02:52 And also in that season, as you mentioned, one that's got me quivering and dribbling
02:55 with excitement, the play about the Stones. That's going to be fantastic, isn't it? And
03:00 why is it such an important moment that that depicts, do you think?
03:07 It's such a key moment in British culture, I think, to be honest, because the police,
03:17 in collusion with the newspapers, were desperate to kind of bring the Rolling Stones down a
03:25 peg or two. And obviously, this bust happened because of that. But actually, society was
03:34 in a different place to where the police were at. And the kind of the way that it was a
03:39 moment that changed, where actually, I suppose you would say, the swinging 60s hit the like,
03:47 it hit the popular consciousness in a way that I don't think the police and the media
03:52 were expecting it to do.
03:54 And astonishingly, it happened here in Chichester, didn't it?

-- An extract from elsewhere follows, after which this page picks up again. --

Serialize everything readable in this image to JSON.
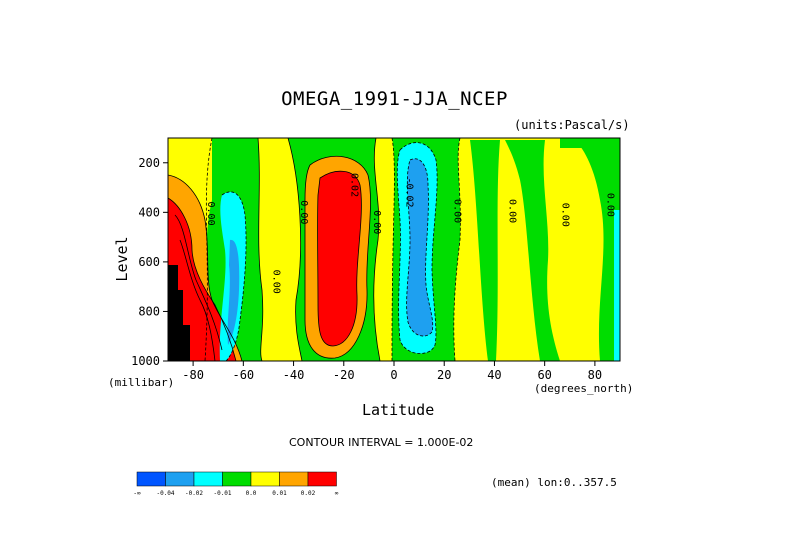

03:57 Yes, and it hit Chichester right at the start of it. This moment of enormous national significance,
04:03 which happened here in Chichester and started here in Chichester.
04:07 And that's one of the themes of the season, isn't it? Those ripples from the past, the
04:11 institutions, the events, the people, those things that come into play, ramifications
04:15 now.
04:16 Absolutely. I think I'm going to slightly get the quote wrong, but one of my favourite
04:20 quotes from David Simon's The Wire is, you know, you need a whole lot of context to explain
04:24 just about anything.
04:25 And I think it's really wonderful as I start my time here and look to things in the future,
04:31 but that actually some of that comes from an examination of where we are right now,
04:36 both in this theatre and, you know, in this society.
04:39 Well, it looks a superb season. Really looking forward to seeing things and to covering it.
04:45 So thank you ever so much. Great to speak to you and congratulations. Thank you.
04:49 Thank you, Phil. Thank you very much.